7. Multi-Scene Best Practices

DO:

  • Use SceneGroup for split-screen and multi-viewport
  • Give each scene its own camera
  • Use normalized viewport coordinates (0-1 range)

DON'T:

  • Share entities between scenes
  • Assume scenes update in a specific order

Handling API Limitations

When you encounter an API limitation:

1. Document the Limitation

Create a brief note describing:

  • What you needed to do
  • Why the current API doesn't support it well
  • The workaround you used

2. Complete the Task with Current API

Use available workarounds to complete the user's request:

  • Direct access to lower-level systems
  • Custom entity subclasses
  • Manual management where auto-management is missing

3. Common Workaround Patterns

Pattern: Direct PhysicsScene Access

cpp
// If entities don't provide needed physics control
auto* physics = getPhysicsScene();
physics->applyForce(bodyId, force);

Pattern: Custom Entity Subclass

cpp
// If built-in entities lack needed functionality
class CustomEntity : public vde::MeshEntity {
public:
    void update(float dt) override {
        // Custom behavior
        vde::MeshEntity::update(dt);
    }
};

Pattern: Manual Resource Management

cpp
// If resource IDs aren't wired up yet
auto mesh = vde::Mesh::createCube(1.0f);
entity->setMesh(mesh);  // Direct assignment instead of ID binding

Quick Reference

Include Headers

cpp
#include <vde/api/GameAPI.h>  // Everything

// OR specific headers:
#include <vde/api/Game.h>
#include <vde/api/Scene.h>
#include <vde/api/Entity.h>
#include <vde/api/PhysicsEntity.h>
#include <vde/api/SceneGroup.h>

Common Types

cpp
// Spatial types
vde::Position(x, y, z)
vde::Direction(x, y, z)
vde::Rotation(pitch, yaw, roll)
vde::Color(r, g, b, a)

// Type-safe units
vde::Meters distance = 100_m;
vde::Pixels screenWidth = 1920_px;

// Physics types
vde::PhysicsBodyType::Static / Dynamic / Kinematic
vde::PhysicsShape::Box / Circle
vde::PhysicsBodyDef
vde::CollisionEvent

// Multi-scene types
vde::SceneGroup
vde::ViewportRect

Key Input Constants

See API-DOC.md#key-codes for complete list.

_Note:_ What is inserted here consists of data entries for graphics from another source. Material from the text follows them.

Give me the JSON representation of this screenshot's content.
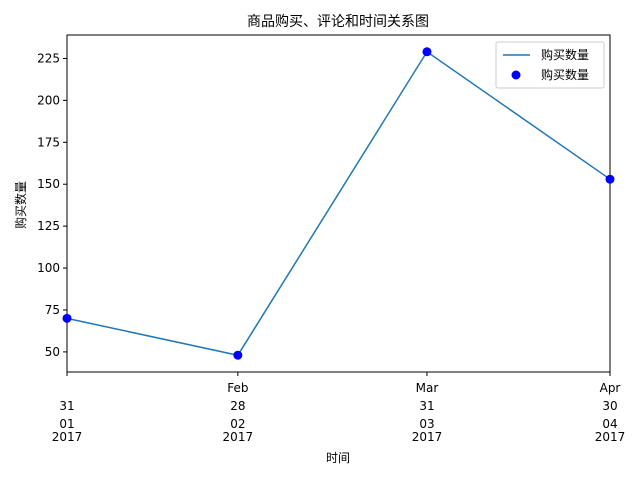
{
  "chart_data": {
    "type": "line",
    "title": "商品购买、评论和时间关系图",
    "xlabel": "时间",
    "ylabel": "购买数量",
    "x": [
      "2017-01-31",
      "2017-02-28",
      "2017-03-31",
      "2017-04-30"
    ],
    "x_tick_labels": [
      [
        "",
        "31",
        "01",
        "2017"
      ],
      [
        "Feb",
        "28",
        "02",
        "2017"
      ],
      [
        "Mar",
        "31",
        "03",
        "2017"
      ],
      [
        "Apr",
        "30",
        "04",
        "2017"
      ]
    ],
    "ylim": [
      38,
      239
    ],
    "yticks": [
      50,
      75,
      100,
      125,
      150,
      175,
      200,
      225
    ],
    "grid": false,
    "legend_position": "top-right",
    "series": [
      {
        "name": "购买数量",
        "style": "line",
        "color": "#1f77b4",
        "values": [
          70,
          48,
          229,
          153
        ]
      },
      {
        "name": "购买数量",
        "style": "markers",
        "color": "#0000ff",
        "values": [
          70,
          48,
          229,
          153
        ]
      }
    ]
  }
}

Common keys: KEY_SPACE, KEY_ESCAPE, KEY_W/A/S/D, KEY_ARROW
Mouse: MOUSE_BUTTON_LEFT/RIGHT/MIDDLE
Gamepad: GAMEPAD_BUTTON_A/B/X/Y, GAMEPAD_AXIS_LEFT_X/Y

Documentation References

Always check these files for current API capabilities:

Summary

  1. Start with the pattern - Use Game Scene Entity Resource hierarchy
  2. Follow ownership rules - Scene owns entities/resources, use IDs for entities and ResourcePtr for resources
  3. Use ResourceManager - Load resources via game.getResourceManager().load<T>() for global caching
  4. Upload textures to GPU - Call texture->uploadToGPU(context) before using in sprites
  5. Check documentation first - API-DOC.md has comprehensive information
  6. Use existing examples - Look at examples/ folder for patterns
  7. Suggest improvements but deliver - Document API gaps but complete the task
  8. Call base class methods - Always call Scene::update() and Scene::render()
  9. Test thoroughly - Run the application to verify behavior

Key Systems:

  • Input: Keyboard, mouse, gamepad with events and polling
  • Audio: Sound effects and music via AudioManager
  • Cameras: OrbitCamera (3D), SimpleCamera (first-person), Camera2D (2D)
  • Physics: 2D AABB physics with collision, bodies, forces
  • Multi-Scene: Split-screen, viewports, multiple active scenes
  • Lighting: Ambient, directional, point, spot lights

When in doubt, examine the existing examples/ directory for proven patterns.